Así fue como don Francisco I. Madero recibió los mensajes de un hermano fallecido en la infancia que lo convenció de dar la vida por su causa, si deseaba que la Revolución triunfase.
La psicología moderna nos dice que ese tipo de escritura automática es una forma en que nuestro inconsciente nos anuncia aquello que no queremos aceptar, del mismo modo que los sueños nos señalan a gritos nuestros miedos e inseguridades.
Harry Houdini duró años buscando un médium que lo comunicase realmente con su madre muerta. Su decepción más grande la tuvo con la esposa de Sir Arthur Conan Doyle -sí, el creador de Sherlock Holmes- quien, luego de entrar en trance, se soltó escribiendo ante él un mensaje largo de su progenitora... escrito en un claro y luminoso inglés, lengua que la señora jamás dominó, ya que siempre insistió en hablar en su húngaro rural de nacimiento.
No recuerdo qué escritor mexicano frecuentaba a una médium que se comunicaba con diversos personajes de la antigüedad que cometían siempre las mismas faltas de ortografía en sus reportes. Ademas, todos se negaban a hablar de su vida sexual o cualquier otro tipo de intimidades escabrosas y terminaban dando un mensaje de salvación y de no comer alubias de noche.
El espiritismo y la escritura automática tuvieron gran auge en Europa luego de la I Guerra Mundial, ya que fue una contienda que dejó a muchos padres sin hijos y, dado el uso de artillería moderna, fue la primera en donde desaparecían los cuerpos por completo y no siempre había certeza de que estuviese muertos los desaparecidos.
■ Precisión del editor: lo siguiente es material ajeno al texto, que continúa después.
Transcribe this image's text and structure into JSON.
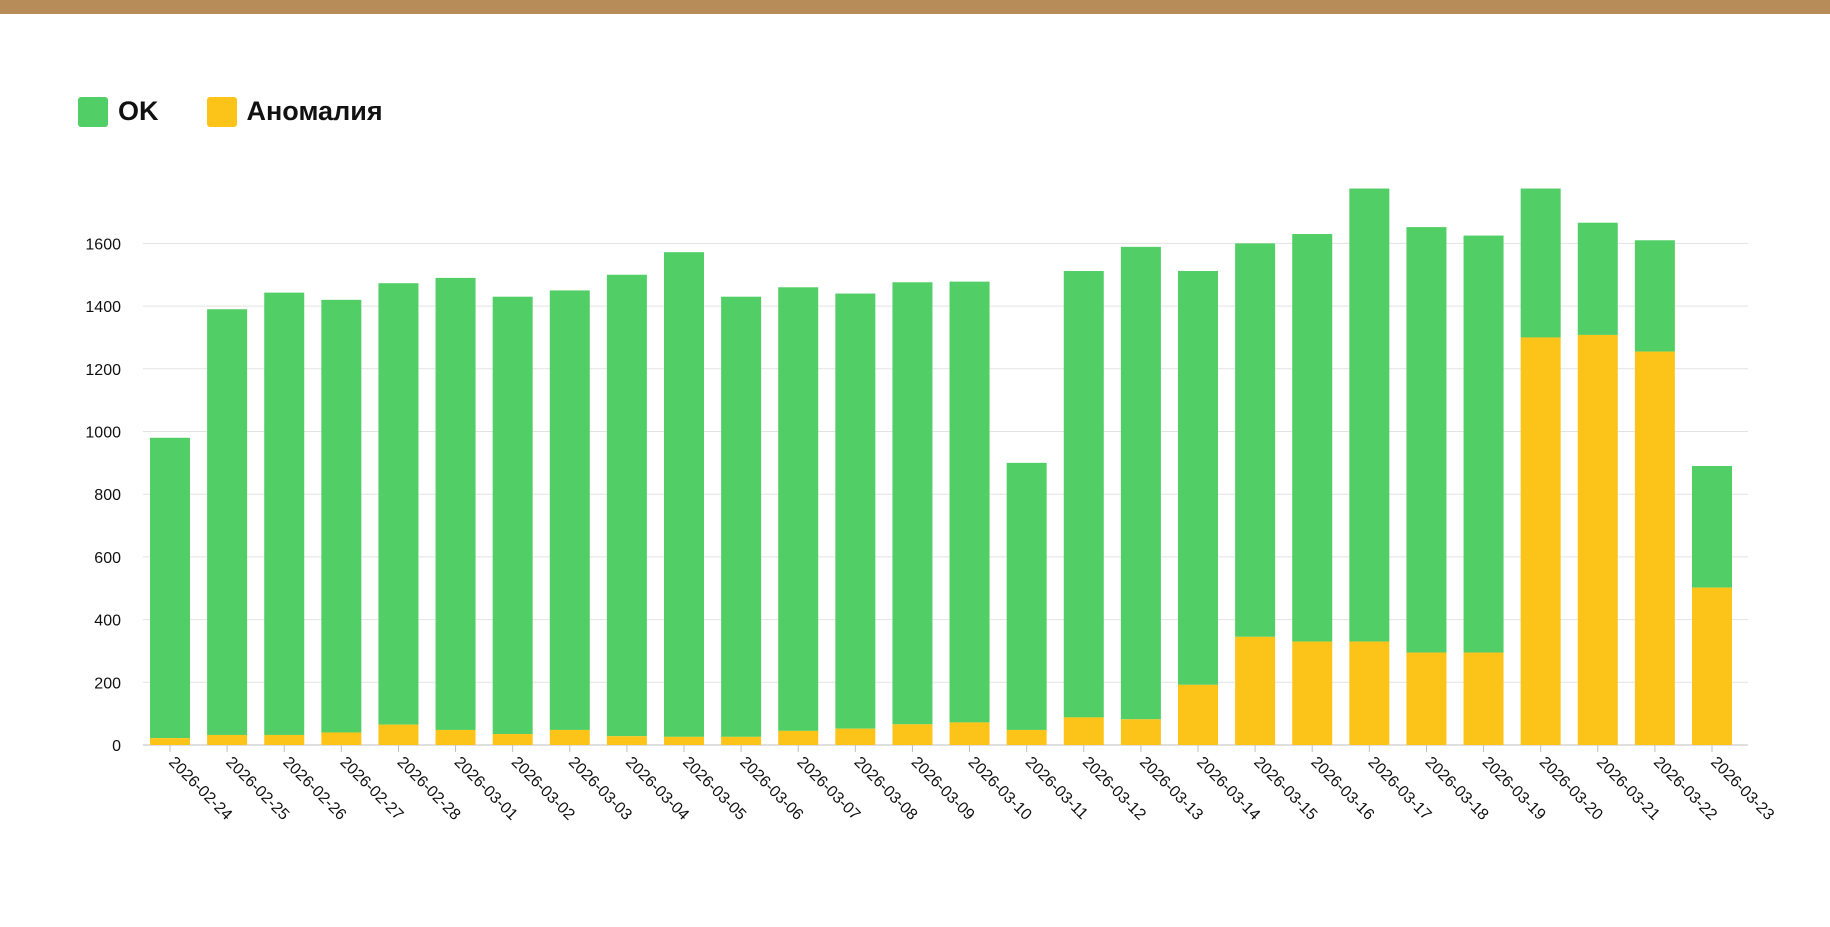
{
  "colors": {
    "ok": "#51cf66",
    "anomaly": "#fcc419",
    "accent": "#b88c58"
  },
  "legend": {
    "ok_label": "OK",
    "anomaly_label": "Аномалия"
  },
  "chart_data": {
    "type": "bar",
    "stacked": true,
    "title": "",
    "xlabel": "",
    "ylabel": "",
    "ylim": [
      0,
      1800
    ],
    "yticks": [
      0,
      200,
      400,
      600,
      800,
      1000,
      1200,
      1400,
      1600
    ],
    "grid": true,
    "legend_position": "top-left",
    "categories": [
      "2026-02-24",
      "2026-02-25",
      "2026-02-26",
      "2026-02-27",
      "2026-02-28",
      "2026-03-01",
      "2026-03-02",
      "2026-03-03",
      "2026-03-04",
      "2026-03-05",
      "2026-03-06",
      "2026-03-07",
      "2026-03-08",
      "2026-03-09",
      "2026-03-10",
      "2026-03-11",
      "2026-03-12",
      "2026-03-13",
      "2026-03-14",
      "2026-03-15",
      "2026-03-16",
      "2026-03-17",
      "2026-03-18",
      "2026-03-19",
      "2026-03-20",
      "2026-03-21",
      "2026-03-22",
      "2026-03-23"
    ],
    "series": [
      {
        "name": "Аномалия",
        "color": "#fcc419",
        "values": [
          22,
          32,
          32,
          40,
          65,
          48,
          35,
          48,
          28,
          26,
          26,
          45,
          52,
          66,
          72,
          48,
          88,
          82,
          192,
          345,
          330,
          330,
          295,
          295,
          1300,
          1308,
          1255,
          502
        ]
      },
      {
        "name": "OK",
        "color": "#51cf66",
        "values": [
          958,
          1358,
          1411,
          1380,
          1408,
          1442,
          1395,
          1402,
          1472,
          1546,
          1404,
          1415,
          1388,
          1410,
          1406,
          852,
          1424,
          1507,
          1320,
          1255,
          1300,
          1445,
          1357,
          1330,
          475,
          358,
          355,
          388
        ]
      }
    ]
  }
}
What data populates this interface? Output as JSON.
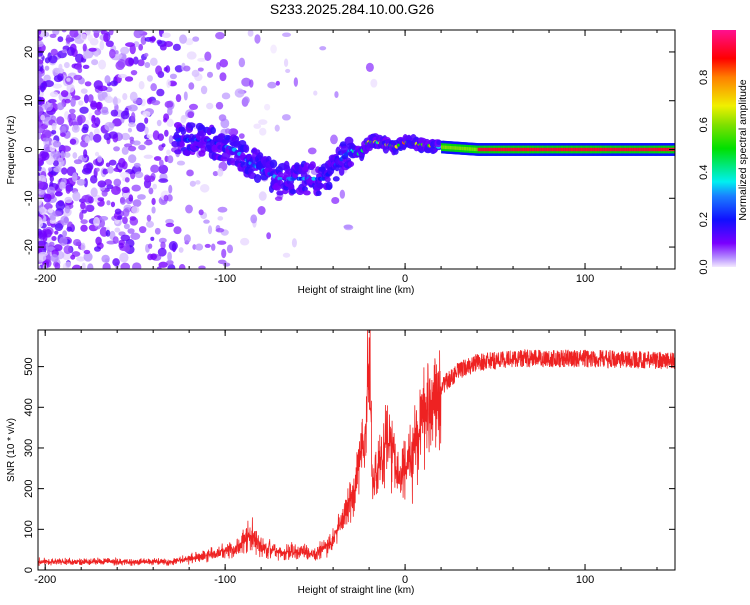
{
  "chart_data": [
    {
      "type": "heatmap",
      "title": "S233.2025.284.10.00.G26",
      "xlabel": "Height of straight line (km)",
      "ylabel": "Frequency (Hz)",
      "xlim": [
        -204,
        150
      ],
      "ylim": [
        -24.5,
        24.5
      ],
      "xticks": [
        -200,
        -100,
        0,
        100
      ],
      "yticks": [
        -20,
        -10,
        0,
        10,
        20
      ],
      "colorbar": {
        "label": "Normalized spectral amplitude",
        "range": [
          0,
          1
        ],
        "ticks": [
          "0.0",
          "0.2",
          "0.4",
          "0.6",
          "0.8"
        ]
      },
      "ridge": {
        "x": [
          -125,
          -110,
          -95,
          -85,
          -70,
          -55,
          -45,
          -38,
          -30,
          -25,
          -20,
          -15,
          -10,
          -5,
          0,
          10,
          20,
          40,
          150
        ],
        "freq": [
          2,
          2,
          0,
          -3,
          -6,
          -6,
          -6,
          -3,
          0,
          -1,
          1.5,
          1.5,
          1,
          0.5,
          1.5,
          1,
          0.5,
          0,
          0
        ],
        "amplitude": [
          0.25,
          0.25,
          0.3,
          0.3,
          0.3,
          0.35,
          0.3,
          0.25,
          0.35,
          0.45,
          0.7,
          0.8,
          0.7,
          0.8,
          0.8,
          0.9,
          0.5,
          0.92,
          0.92
        ]
      }
    },
    {
      "type": "line",
      "xlabel": "Height of straight line (km)",
      "ylabel": "SNR (10 * v/v)",
      "xlim": [
        -204,
        150
      ],
      "ylim": [
        0,
        590
      ],
      "xticks": [
        -200,
        -100,
        0,
        100
      ],
      "yticks": [
        0,
        100,
        200,
        300,
        400,
        500
      ],
      "color": "#ee2222",
      "series": [
        {
          "name": "SNR",
          "x": [
            -204,
            -130,
            -110,
            -95,
            -85,
            -80,
            -70,
            -50,
            -42,
            -35,
            -28,
            -22,
            -20,
            -18,
            -12,
            -8,
            -5,
            0,
            5,
            10,
            20,
            30,
            40,
            60,
            100,
            150
          ],
          "y": [
            20,
            20,
            35,
            55,
            90,
            60,
            45,
            40,
            60,
            120,
            200,
            350,
            550,
            200,
            300,
            320,
            250,
            250,
            300,
            380,
            450,
            490,
            510,
            520,
            520,
            515
          ]
        }
      ]
    }
  ]
}
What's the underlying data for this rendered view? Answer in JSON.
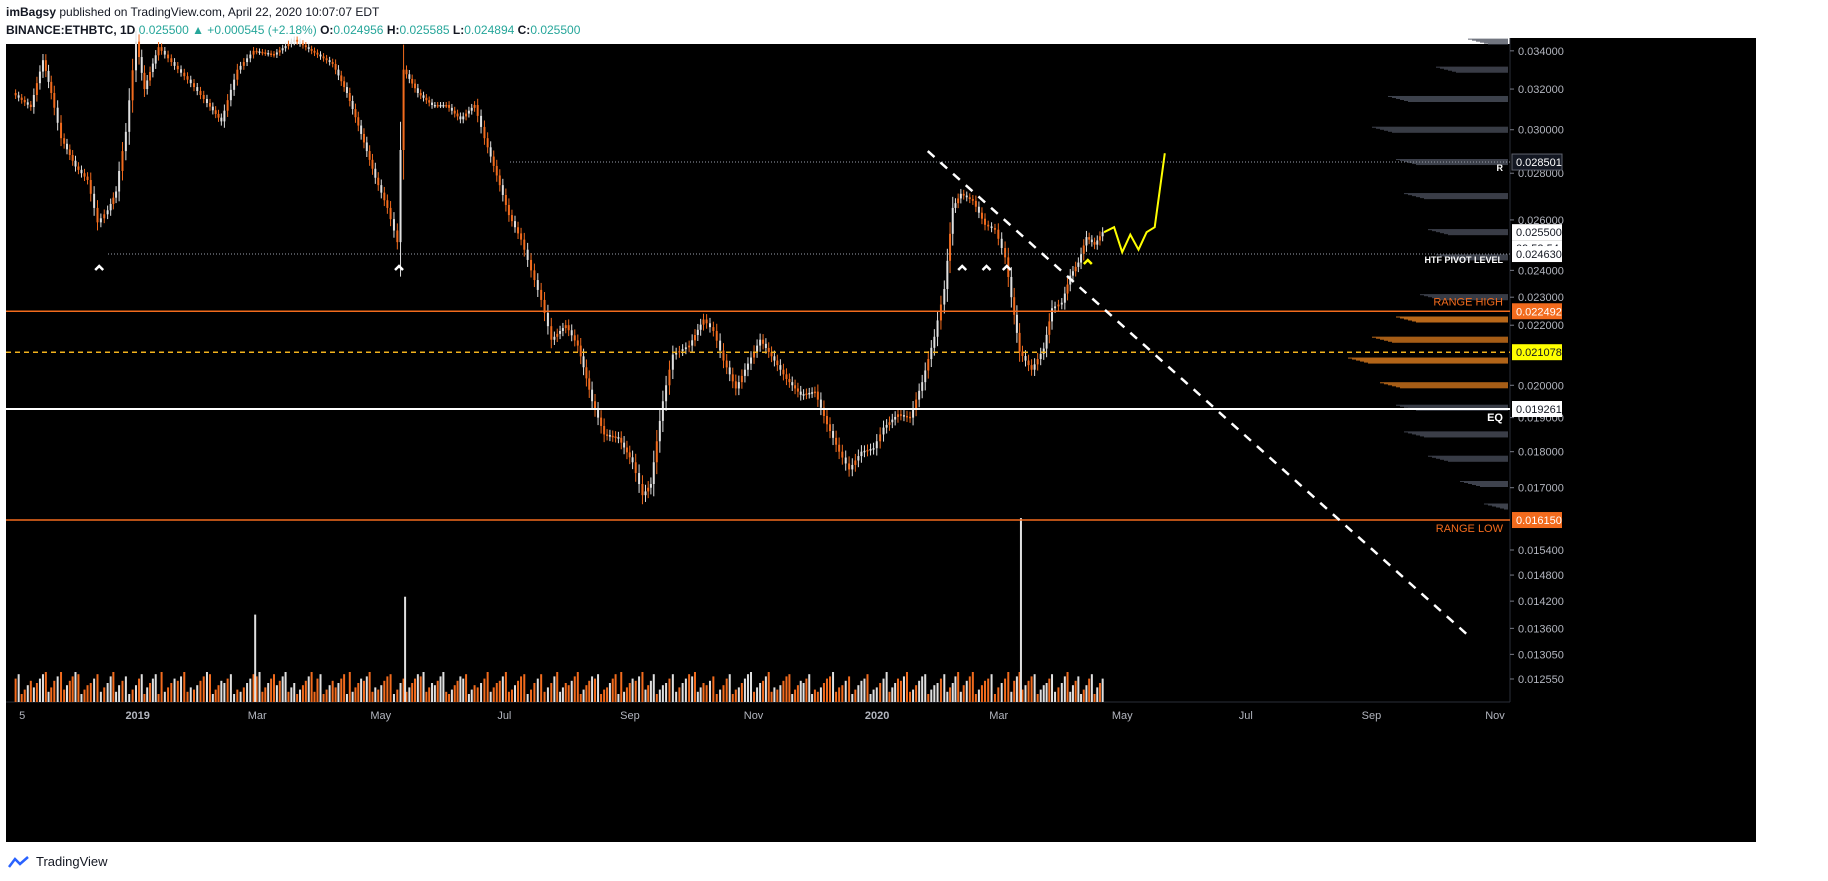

Sin internet ni ADN, se acudía al espiritismo para saber en qué estado de salud se encontraban los fallecidos en el Más Allá, sepultados a veces por aluviones de tierra o de prisa sin posibilidad de ceremoniales acuerdo con su religiones. No nos sorprenda que pocos años después, los surrealistas acudieron a la escritura automática como experiencia poética y de revelación artística.
Todos esos sismos de la mente que acabo de enumerar están a punto de ser pulverizados por la Inteligencia Artificial.
Quizás va a ser muy útil para que un comerciante le diga a su teléfono, “hazme una carta para un cliente disculpándome porque el pedido no llego a tiempo” y se redacte mientras maneja un vehículo o corrige la orden del envío.
Pero ese artificio no va a ser bueno a la hora que una persona quiera platicarle a sus nietos por escrito sus memorias en el campo rural y la alegría de nacer una familia congregada bajo la égida de los abuelos y el concierto veraniego de la lluvia y los grillos nocturnos.
En literatura, hay que saber dominar esa musa, porque si no se le educa, deja de aparecerse.
Como decía Truman Capote, una voz desde una nube que es necesario dosificar para que no se quede en pura pasión repentina.
Rilke afirmaba que el inicio de las Elegías de Duino le tomó de súbito durante una caminata. La precisión es la base de la pasión, pasión sin precisión es caos, según dice John Irving en su novela de las brujas de Eastwick, si me permiten cerrar con una cita esotérica.
La escritura automática también puede ser sintomática. Y la IA, una cosa problemática.